Table 1 shows the results of fine tuning using only question text, answers, and images; the accuracy of the 7B, 13B, and 13B LoRA large models in LLaVA 1.5 is 53.3%, 52.7%, and 53.1%, respectively, with no significant differences.
Table 2 shows the results of fine tuning using question text and answers, images, and captions. Adding image captions significantly improves accuracy, with LLaVA 1.5 7B, 13B, and 13B LoRA large models achieving 82.52%, 83.28%, and 82.1% accuracy, respectively, indicating that image captions contribute to LLM performance improvement.
Table 3 shows the results of fine tuning using only question text, answers, and captions. Even without images, the use of captions improves accuracy: the 7B, 13B, and 13B LoRA large models in LLaVA 1.5 have accuracies of 66.95%, 64.0%, and 74.56%, respectively.
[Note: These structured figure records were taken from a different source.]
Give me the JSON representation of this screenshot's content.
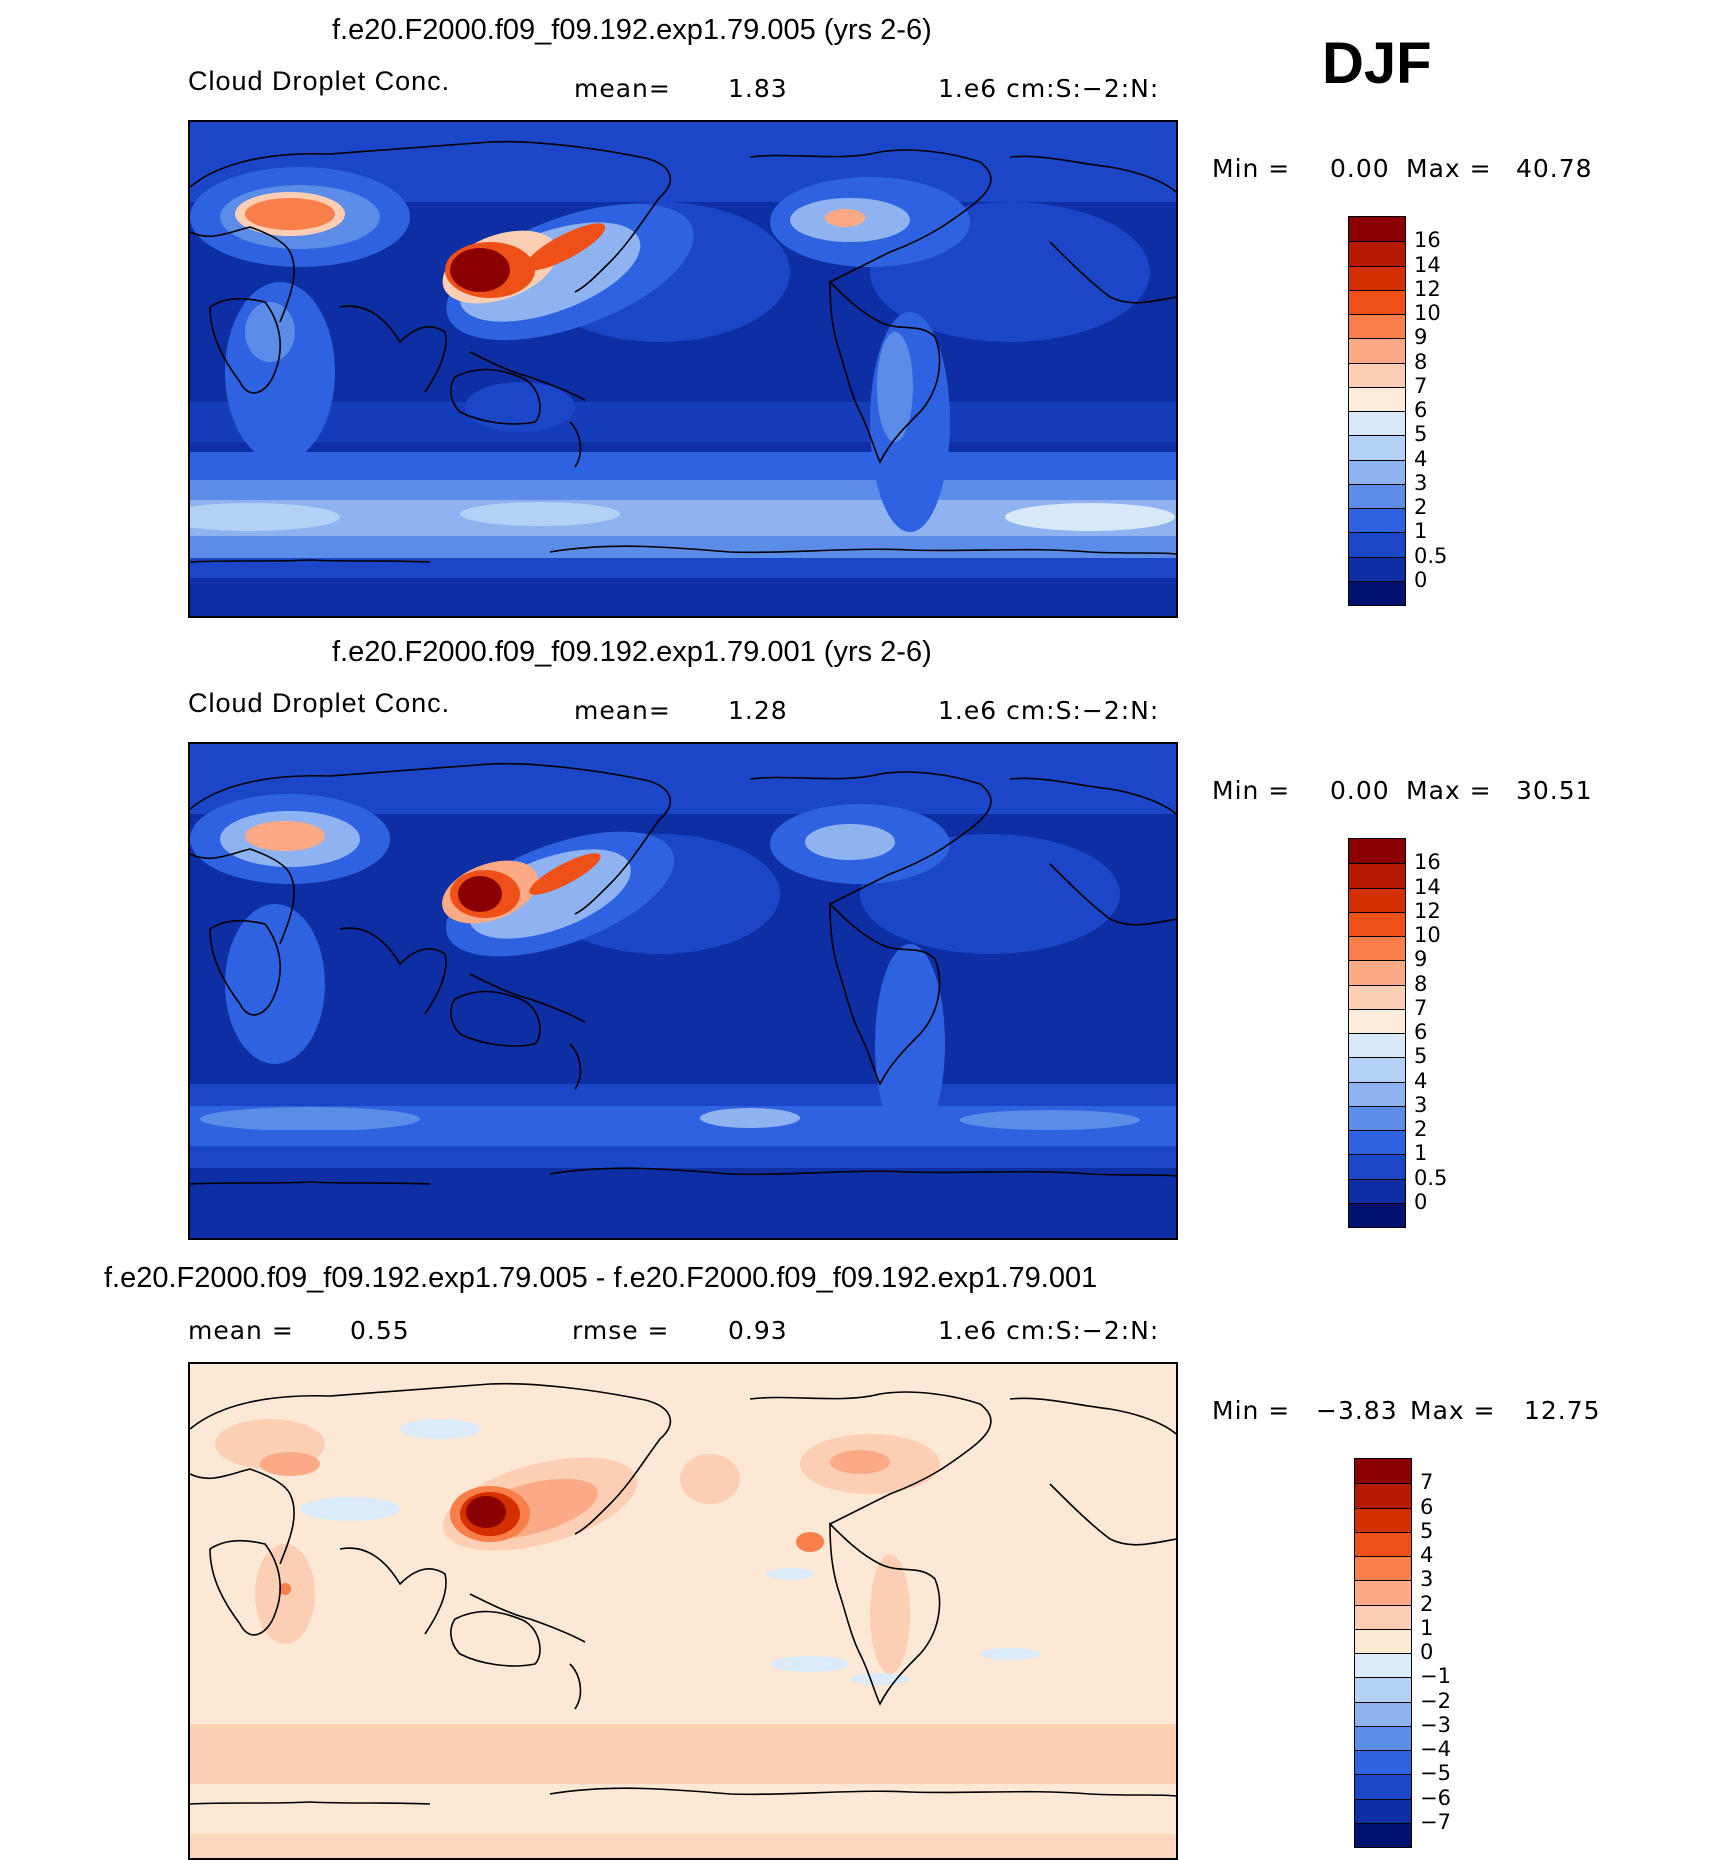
{
  "season": "DJF",
  "panels": [
    {
      "title": "f.e20.F2000.f09_f09.192.exp1.79.005 (yrs 2-6)",
      "variable": "Cloud Droplet Conc.",
      "mean_label": "mean=",
      "mean": "1.83",
      "units": "1.e6 cm:S:−2:N:",
      "min_label": "Min =",
      "min": "0.00",
      "max_label": "Max =",
      "max": "40.78",
      "colorbar_labels": [
        "16",
        "14",
        "12",
        "10",
        "9",
        "8",
        "7",
        "6",
        "5",
        "4",
        "3",
        "2",
        "1",
        "0.5",
        "0"
      ],
      "colorbar_colors": [
        "#8b0000",
        "#b51a00",
        "#d42f00",
        "#ef5018",
        "#f97f4a",
        "#fca985",
        "#fccfb5",
        "#fdebdb",
        "#d8e8f8",
        "#b5d0f5",
        "#8fb3f0",
        "#5a8ce8",
        "#2f62e0",
        "#1b46c8",
        "#0e2ea4",
        "#02106e"
      ]
    },
    {
      "title": "f.e20.F2000.f09_f09.192.exp1.79.001 (yrs 2-6)",
      "variable": "Cloud Droplet Conc.",
      "mean_label": "mean=",
      "mean": "1.28",
      "units": "1.e6 cm:S:−2:N:",
      "min_label": "Min =",
      "min": "0.00",
      "max_label": "Max =",
      "max": "30.51",
      "colorbar_labels": [
        "16",
        "14",
        "12",
        "10",
        "9",
        "8",
        "7",
        "6",
        "5",
        "4",
        "3",
        "2",
        "1",
        "0.5",
        "0"
      ],
      "colorbar_colors": [
        "#8b0000",
        "#b51a00",
        "#d42f00",
        "#ef5018",
        "#f97f4a",
        "#fca985",
        "#fccfb5",
        "#fdebdb",
        "#d8e8f8",
        "#b5d0f5",
        "#8fb3f0",
        "#5a8ce8",
        "#2f62e0",
        "#1b46c8",
        "#0e2ea4",
        "#02106e"
      ]
    },
    {
      "title": "f.e20.F2000.f09_f09.192.exp1.79.005 - f.e20.F2000.f09_f09.192.exp1.79.001",
      "mean_label": "mean =",
      "mean": "0.55",
      "rmse_label": "rmse =",
      "rmse": "0.93",
      "units": "1.e6 cm:S:−2:N:",
      "min_label": "Min =",
      "min": "−3.83",
      "max_label": "Max =",
      "max": "12.75",
      "colorbar_labels": [
        "7",
        "6",
        "5",
        "4",
        "3",
        "2",
        "1",
        "0",
        "−1",
        "−2",
        "−3",
        "−4",
        "−5",
        "−6",
        "−7"
      ],
      "colorbar_colors": [
        "#8b0000",
        "#b51a00",
        "#d42f00",
        "#ef5018",
        "#f97f4a",
        "#fca985",
        "#fccfb5",
        "#fde8d6",
        "#dcebfa",
        "#b5d0f5",
        "#8fb3f0",
        "#5a8ce8",
        "#2f62e0",
        "#1b46c8",
        "#0e2ea4",
        "#02106e"
      ]
    }
  ]
}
These results indicate that image captions play an important role in improving LLM performance. The addition of image captions may have improved problem-solving performance because they provide more contextual information to the LLM.
However, since the paper does not present results for settings 4 through 6 with the RLHF applied, we cannot discuss the effect of the RLHF; it is expected that the application of the RLHF will further improve the LLM's reasoning ability, but verification of this is a subject for future work.
In addition, since the MM-PhyQA dataset used in this study is specific to Indian high school level physics problems, the effectiveness of the proposed method for problems in other disciplines and difficulty levels requires further investigation.
Conclusion
In this study, two methods, image captioning and RLHF, were implemented on the MM-PhyQA dataset to develop an LLM chatbot specifically for multiple choice questions in Indian high school physics. Experimental results showed that adding image captions significantly improved LLM accuracy. On the other hand, the effectiveness of RLHF needs to be verified in the future.
In the future, various issues need to be addressed, including verification of the effectiveness of RLHF, its application to other fields, its use in actual educational settings, and ethical considerations. This study provides important insights into the application of LLHF to the field of education and is expected to contribute to the development of AI education research.